I would like to know please if there is a way to get an auto black point in LR? After running auto tone on many photos some have the black point way too bright.  I really want auto tone followed by auto black and start processing from there. I hope Adobe will make an auto black and auto levels feature in the future. Auto levels in PS Elements works fine. Your advice would be appreciated.

Kind Regards
Chris


----------



## Jim Wilde (Jul 8, 2014)

Shift double-click on the Blacks (and/or Whites) label will give you "auto-black/white". All the tone controls, from Exposure down to Blacks can be individually "auto'd" in the same way.


----------



## Chris_N (Jul 8, 2014)

Thanks Jim. Its interesting that auto tone alone does not do this all the time, ie sometime the black point is OK and sometimes it is off.

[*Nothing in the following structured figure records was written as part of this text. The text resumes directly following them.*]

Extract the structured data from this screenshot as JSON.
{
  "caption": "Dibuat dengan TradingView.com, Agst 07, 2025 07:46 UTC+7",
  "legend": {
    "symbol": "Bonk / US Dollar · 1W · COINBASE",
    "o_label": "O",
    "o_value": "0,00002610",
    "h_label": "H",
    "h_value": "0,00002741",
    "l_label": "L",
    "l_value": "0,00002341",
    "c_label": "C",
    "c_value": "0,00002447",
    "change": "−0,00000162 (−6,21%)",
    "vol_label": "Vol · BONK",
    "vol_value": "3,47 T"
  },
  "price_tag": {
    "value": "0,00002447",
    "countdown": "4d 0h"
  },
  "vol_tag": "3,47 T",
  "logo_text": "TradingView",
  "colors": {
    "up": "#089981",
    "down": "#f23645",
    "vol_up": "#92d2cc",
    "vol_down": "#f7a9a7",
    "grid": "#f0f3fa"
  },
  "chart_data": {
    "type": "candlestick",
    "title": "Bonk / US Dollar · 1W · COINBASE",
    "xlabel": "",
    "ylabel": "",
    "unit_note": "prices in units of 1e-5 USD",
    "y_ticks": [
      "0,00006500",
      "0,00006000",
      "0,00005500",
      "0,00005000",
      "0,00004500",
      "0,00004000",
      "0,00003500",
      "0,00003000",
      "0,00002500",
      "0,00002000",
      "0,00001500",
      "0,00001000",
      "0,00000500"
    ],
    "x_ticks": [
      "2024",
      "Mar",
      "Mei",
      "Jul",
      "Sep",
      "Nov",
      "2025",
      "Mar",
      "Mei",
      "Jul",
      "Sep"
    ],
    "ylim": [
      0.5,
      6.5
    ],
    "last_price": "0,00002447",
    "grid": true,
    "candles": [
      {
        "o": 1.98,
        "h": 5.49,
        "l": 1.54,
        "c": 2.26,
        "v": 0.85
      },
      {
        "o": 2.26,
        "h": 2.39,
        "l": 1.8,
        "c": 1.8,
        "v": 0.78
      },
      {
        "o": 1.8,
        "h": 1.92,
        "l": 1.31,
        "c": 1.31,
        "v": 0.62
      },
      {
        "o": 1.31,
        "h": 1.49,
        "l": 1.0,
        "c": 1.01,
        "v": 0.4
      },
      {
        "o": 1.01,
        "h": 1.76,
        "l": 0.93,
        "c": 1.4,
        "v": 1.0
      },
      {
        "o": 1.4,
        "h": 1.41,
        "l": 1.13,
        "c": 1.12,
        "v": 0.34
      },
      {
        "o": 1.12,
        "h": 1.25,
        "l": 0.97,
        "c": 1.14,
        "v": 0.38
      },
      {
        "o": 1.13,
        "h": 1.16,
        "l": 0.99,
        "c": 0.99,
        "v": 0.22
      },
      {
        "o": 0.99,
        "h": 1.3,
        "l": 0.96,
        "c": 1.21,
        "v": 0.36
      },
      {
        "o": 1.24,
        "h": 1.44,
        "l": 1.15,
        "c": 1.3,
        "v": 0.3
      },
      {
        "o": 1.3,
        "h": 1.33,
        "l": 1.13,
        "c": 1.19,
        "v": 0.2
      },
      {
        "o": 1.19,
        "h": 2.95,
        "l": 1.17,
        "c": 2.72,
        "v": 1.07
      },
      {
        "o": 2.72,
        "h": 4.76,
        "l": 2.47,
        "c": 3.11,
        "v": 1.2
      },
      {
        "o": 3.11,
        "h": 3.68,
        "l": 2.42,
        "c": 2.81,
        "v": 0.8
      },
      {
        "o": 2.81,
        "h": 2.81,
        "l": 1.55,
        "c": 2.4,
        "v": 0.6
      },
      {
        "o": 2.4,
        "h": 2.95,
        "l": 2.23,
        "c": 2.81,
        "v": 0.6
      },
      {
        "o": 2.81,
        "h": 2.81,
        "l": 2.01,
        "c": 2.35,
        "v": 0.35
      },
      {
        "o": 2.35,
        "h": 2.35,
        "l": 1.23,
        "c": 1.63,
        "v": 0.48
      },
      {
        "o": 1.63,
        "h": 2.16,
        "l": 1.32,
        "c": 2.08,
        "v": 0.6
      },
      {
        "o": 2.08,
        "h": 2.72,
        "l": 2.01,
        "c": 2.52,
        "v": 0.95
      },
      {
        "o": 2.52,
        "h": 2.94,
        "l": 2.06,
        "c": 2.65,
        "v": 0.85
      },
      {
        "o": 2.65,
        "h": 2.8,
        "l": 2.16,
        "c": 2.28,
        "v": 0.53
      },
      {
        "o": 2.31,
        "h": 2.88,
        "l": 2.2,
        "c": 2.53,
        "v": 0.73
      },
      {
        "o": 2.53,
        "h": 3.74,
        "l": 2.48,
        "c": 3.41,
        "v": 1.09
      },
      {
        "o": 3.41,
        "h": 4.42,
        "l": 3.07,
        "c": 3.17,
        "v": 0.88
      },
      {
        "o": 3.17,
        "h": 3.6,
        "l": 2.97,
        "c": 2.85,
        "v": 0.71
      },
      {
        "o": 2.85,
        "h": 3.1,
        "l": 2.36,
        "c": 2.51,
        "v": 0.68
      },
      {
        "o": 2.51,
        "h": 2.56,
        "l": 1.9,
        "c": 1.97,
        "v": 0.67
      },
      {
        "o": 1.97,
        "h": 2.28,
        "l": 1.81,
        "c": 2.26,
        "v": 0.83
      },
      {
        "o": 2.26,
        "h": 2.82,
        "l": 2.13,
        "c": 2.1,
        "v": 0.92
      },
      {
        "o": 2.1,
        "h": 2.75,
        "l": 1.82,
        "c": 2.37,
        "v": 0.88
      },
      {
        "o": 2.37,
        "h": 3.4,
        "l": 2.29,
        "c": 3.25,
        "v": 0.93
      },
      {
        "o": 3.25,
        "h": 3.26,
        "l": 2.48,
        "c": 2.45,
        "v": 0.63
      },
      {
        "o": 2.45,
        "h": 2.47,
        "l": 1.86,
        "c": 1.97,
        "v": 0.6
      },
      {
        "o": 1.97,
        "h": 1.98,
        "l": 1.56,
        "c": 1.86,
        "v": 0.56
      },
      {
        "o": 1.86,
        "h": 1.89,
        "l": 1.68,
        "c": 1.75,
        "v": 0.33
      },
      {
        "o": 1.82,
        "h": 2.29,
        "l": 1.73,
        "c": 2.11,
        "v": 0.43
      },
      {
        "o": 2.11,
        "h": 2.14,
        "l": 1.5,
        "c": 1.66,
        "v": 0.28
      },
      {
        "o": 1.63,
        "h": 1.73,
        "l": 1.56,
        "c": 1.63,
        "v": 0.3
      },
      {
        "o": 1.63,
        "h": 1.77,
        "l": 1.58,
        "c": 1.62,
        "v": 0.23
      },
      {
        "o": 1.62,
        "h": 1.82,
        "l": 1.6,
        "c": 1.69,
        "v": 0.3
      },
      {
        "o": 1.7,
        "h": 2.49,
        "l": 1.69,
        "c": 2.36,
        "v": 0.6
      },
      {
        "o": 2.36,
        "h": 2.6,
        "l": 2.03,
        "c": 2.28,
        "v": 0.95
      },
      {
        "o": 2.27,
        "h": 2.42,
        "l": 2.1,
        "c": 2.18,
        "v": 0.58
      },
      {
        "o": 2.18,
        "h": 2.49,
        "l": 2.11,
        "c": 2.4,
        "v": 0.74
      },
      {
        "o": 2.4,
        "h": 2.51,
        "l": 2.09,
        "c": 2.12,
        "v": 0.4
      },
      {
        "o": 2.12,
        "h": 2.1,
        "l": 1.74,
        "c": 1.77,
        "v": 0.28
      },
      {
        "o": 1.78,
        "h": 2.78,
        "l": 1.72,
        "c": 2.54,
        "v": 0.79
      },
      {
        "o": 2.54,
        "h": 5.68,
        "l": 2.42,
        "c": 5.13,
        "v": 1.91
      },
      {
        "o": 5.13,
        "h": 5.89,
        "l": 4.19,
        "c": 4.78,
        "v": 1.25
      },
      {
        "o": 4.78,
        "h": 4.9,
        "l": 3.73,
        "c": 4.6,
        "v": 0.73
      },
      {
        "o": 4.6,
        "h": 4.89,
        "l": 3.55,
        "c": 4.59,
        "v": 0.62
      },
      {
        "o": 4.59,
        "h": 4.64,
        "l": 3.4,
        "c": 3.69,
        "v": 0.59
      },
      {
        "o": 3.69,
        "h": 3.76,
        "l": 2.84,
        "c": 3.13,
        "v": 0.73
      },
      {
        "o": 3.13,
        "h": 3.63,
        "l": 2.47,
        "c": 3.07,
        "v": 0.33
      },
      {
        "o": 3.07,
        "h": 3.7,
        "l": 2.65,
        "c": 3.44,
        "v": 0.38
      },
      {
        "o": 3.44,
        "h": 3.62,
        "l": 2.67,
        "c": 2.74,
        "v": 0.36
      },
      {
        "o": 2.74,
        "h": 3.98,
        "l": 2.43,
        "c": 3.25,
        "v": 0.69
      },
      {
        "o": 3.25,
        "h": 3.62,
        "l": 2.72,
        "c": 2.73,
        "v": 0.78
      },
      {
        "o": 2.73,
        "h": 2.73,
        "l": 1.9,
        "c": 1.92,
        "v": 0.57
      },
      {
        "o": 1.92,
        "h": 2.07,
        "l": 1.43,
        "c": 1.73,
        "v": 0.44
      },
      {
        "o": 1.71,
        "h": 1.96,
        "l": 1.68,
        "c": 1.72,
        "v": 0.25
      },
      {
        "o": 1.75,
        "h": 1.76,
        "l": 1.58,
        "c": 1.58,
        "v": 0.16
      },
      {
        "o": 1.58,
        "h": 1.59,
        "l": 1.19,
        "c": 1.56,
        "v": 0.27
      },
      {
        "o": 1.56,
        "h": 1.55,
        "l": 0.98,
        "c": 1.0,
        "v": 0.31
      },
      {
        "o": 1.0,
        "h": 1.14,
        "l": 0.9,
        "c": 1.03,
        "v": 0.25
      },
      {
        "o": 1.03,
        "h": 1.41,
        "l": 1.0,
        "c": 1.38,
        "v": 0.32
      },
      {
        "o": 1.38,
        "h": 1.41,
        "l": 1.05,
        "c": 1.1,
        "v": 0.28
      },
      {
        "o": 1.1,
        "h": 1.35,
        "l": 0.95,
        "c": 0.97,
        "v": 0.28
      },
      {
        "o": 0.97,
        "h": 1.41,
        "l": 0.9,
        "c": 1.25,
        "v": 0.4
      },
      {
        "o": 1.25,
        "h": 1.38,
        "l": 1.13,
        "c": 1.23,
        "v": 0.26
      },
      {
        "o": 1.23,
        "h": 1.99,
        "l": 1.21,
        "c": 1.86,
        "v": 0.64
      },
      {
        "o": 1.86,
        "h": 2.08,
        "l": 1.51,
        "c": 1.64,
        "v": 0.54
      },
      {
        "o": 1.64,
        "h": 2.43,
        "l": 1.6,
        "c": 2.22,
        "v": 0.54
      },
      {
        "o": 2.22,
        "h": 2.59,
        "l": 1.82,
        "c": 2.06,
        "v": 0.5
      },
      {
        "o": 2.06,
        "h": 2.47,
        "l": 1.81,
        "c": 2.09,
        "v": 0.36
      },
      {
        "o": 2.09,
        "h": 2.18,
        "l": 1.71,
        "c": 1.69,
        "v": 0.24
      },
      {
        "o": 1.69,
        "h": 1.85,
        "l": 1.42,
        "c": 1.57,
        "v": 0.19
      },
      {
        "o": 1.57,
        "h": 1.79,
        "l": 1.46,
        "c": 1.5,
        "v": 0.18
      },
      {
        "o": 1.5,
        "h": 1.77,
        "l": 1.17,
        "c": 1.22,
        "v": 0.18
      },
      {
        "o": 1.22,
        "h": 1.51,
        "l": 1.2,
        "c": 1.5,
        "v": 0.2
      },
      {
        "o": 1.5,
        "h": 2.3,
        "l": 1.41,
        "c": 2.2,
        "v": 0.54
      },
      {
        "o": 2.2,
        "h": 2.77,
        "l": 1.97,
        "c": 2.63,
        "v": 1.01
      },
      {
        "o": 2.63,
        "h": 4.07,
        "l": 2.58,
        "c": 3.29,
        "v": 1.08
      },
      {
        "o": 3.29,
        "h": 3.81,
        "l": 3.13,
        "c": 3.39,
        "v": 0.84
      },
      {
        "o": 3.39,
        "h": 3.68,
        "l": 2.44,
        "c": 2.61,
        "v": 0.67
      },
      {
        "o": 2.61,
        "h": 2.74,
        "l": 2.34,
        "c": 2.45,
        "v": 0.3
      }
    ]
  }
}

What I would like to do is batch process a lot of images with auto tone followed by auto black. So if I select all the photos under Autosync and then click auto tone and then shift double click black will this work? Is it also possible to get a preset to do this automatically to multiple images?

Kind Regards
Chris


----------



## Jim Wilde (Jul 9, 2014)

"Auto tone" works correctly when using Autosync.....but from a quick test (easy enough for you to test to confirm) it looks as look using shift double-click on the Blacks slider will sync the absolute blacks value of the "most selected" image, i.e. it does not "auto black" the rest of the selection, only the first, the remainder getting the same value as the "most selected".


----------



## Chris_N (Jul 9, 2014)

Thanks for your thoughts Jim. Its a shame that I can't auto black a batch of photos. I will experiment with the Gazoo plug in and see if I can get it to do auto tone followed by auto black. There is a steep learning curve though and I haven't figured out how to use it. I do hope Adobe will come up with something in the future. In the mean time are there any other plug ins you are aware of that can do auto black/auto White etc? 

Kind Regards 
Chris.


----------



## MutantLabs (Jul 16, 2014)

Jim Wilde said:


> Shift double-click on the Blacks (and/or Whites) label will give you "auto-black/white". All the tone controls, from Exposure down to Blacks can be individually "auto'd" in the same way.


Many thanx for this tip! Every time I touch the Blacks or Whites slider, I thought how nice it would be to have this.


----------